Sting nets 10 local healthcare professionals

February 17, 2011 3:17:16 PM PST
More than 100 doctors, nurses and physical therapists in nine cities, including here in Houston, are being accused of trying to cheat Medicare out of hundreds of millions of dollars. Some of those indicted have still not been taken into custody. Ten Houston defendants are part of this nationwide takedown. One of them is a gastroenterologist, Dr. Ben Echols. He's accused of bilking Medicare for more than $5 million dollars.

Dr. Echols runs an office in a building off the 610 South Loop West. It's called the Onyx Medical Clinic and Houston Center for Digestive Disease. According to a federal indictment, Dr. Echols is accused of defrauding Medicare of $5.2 million. Court documents indicate he accepted and received kickbacks and bribes in exchange for providing false and fraudulent prescriptions to patients.

Federal authorities charged more than 100 doctors, nurses and physical therapists in nine cities with Medicare fraud as part of a bust that netted more suspects than any other in history. So far, 111 people have been arrested, accused of illegally billing medicare for more than $225 million.

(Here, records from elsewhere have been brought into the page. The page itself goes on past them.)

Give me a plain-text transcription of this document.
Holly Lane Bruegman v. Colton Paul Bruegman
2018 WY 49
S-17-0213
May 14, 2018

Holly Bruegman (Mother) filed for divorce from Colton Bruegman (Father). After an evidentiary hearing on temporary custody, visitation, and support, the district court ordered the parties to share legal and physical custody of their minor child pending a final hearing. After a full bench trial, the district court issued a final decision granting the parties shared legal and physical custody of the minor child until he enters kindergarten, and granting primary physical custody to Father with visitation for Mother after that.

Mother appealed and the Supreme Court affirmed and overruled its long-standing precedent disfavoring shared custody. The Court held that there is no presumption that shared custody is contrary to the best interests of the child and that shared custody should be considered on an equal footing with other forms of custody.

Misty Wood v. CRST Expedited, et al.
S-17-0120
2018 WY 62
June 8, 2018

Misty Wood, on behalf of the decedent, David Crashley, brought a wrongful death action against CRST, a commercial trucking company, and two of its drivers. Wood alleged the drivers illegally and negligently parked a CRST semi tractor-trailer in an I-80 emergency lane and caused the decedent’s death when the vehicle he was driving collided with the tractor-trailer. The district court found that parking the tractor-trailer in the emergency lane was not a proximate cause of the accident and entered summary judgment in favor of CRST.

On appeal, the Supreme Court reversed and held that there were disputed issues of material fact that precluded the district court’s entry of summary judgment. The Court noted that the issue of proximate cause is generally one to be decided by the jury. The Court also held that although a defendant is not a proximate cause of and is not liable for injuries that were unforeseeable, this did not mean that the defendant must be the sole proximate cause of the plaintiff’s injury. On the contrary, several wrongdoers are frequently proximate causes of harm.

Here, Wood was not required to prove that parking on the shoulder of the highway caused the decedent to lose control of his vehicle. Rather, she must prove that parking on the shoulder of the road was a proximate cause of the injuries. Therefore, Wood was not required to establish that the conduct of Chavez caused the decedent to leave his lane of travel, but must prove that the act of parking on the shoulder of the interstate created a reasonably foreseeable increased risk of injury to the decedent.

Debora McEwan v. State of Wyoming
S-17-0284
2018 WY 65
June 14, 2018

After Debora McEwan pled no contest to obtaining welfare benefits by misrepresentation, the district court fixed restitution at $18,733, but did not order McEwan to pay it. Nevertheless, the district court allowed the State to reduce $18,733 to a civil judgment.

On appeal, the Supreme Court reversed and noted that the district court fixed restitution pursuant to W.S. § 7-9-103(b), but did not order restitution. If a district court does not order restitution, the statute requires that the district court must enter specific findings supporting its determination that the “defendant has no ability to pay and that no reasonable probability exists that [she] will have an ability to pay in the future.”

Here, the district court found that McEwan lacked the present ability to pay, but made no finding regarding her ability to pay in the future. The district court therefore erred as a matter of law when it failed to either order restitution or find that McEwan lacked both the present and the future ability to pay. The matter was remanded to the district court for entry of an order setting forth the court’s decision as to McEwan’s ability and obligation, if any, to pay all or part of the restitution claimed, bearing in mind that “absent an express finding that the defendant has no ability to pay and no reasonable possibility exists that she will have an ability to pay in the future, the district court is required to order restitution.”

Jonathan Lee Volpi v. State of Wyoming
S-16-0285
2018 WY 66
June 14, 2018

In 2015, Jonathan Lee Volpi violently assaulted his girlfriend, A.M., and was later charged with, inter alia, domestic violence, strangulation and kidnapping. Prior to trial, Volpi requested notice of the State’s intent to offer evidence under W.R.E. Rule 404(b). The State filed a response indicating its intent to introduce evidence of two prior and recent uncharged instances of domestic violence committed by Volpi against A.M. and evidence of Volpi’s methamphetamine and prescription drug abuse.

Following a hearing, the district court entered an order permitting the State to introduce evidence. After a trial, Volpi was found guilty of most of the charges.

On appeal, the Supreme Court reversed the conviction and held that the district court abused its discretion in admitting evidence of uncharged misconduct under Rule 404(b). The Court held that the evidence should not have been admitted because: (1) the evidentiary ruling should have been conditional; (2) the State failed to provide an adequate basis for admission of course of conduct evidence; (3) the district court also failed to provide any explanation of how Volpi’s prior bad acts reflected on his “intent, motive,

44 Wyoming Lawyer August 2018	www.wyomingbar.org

"Every action taken by those defrauding the system.. effects the legitimate users ..all those people who were denied access. .raises the cost for everyone in the community," said

The local suspects arrested include a chiropractor and owners/operators of durable medical equipment providers across the Houston area.

Arrested those arrested in the Houston area are:

  • Justina Okehie, 55,
  • Dr. Ben Echols, 61
  • Ekpedeme obot, 34
  • Sharon Veal, 47
  • Akinsunbo Akinbile, 43
  • Simone Ball, 24
  • Phillip Ware, 30
  • Melloneen Davis, 52

It's all part of a coordinated, nationwide sweep.

In Detroit, Michigan 21 people were indicted, including a podiatrist who is accused of billing Medicare about $700,000 for a procedure which authorities say was little more than toenail clipping.

In Brooklyn, New York, a proctologist is accused of billing $6.5 million for hemorrhoid removals, most of which he never performed. Authorities say he also claimed to perform the operation ten times on one patient.

In Miami, two doctors and several nurses were charged with swindling $25 million in fake prescriptions for services for homebound patients which were never provided.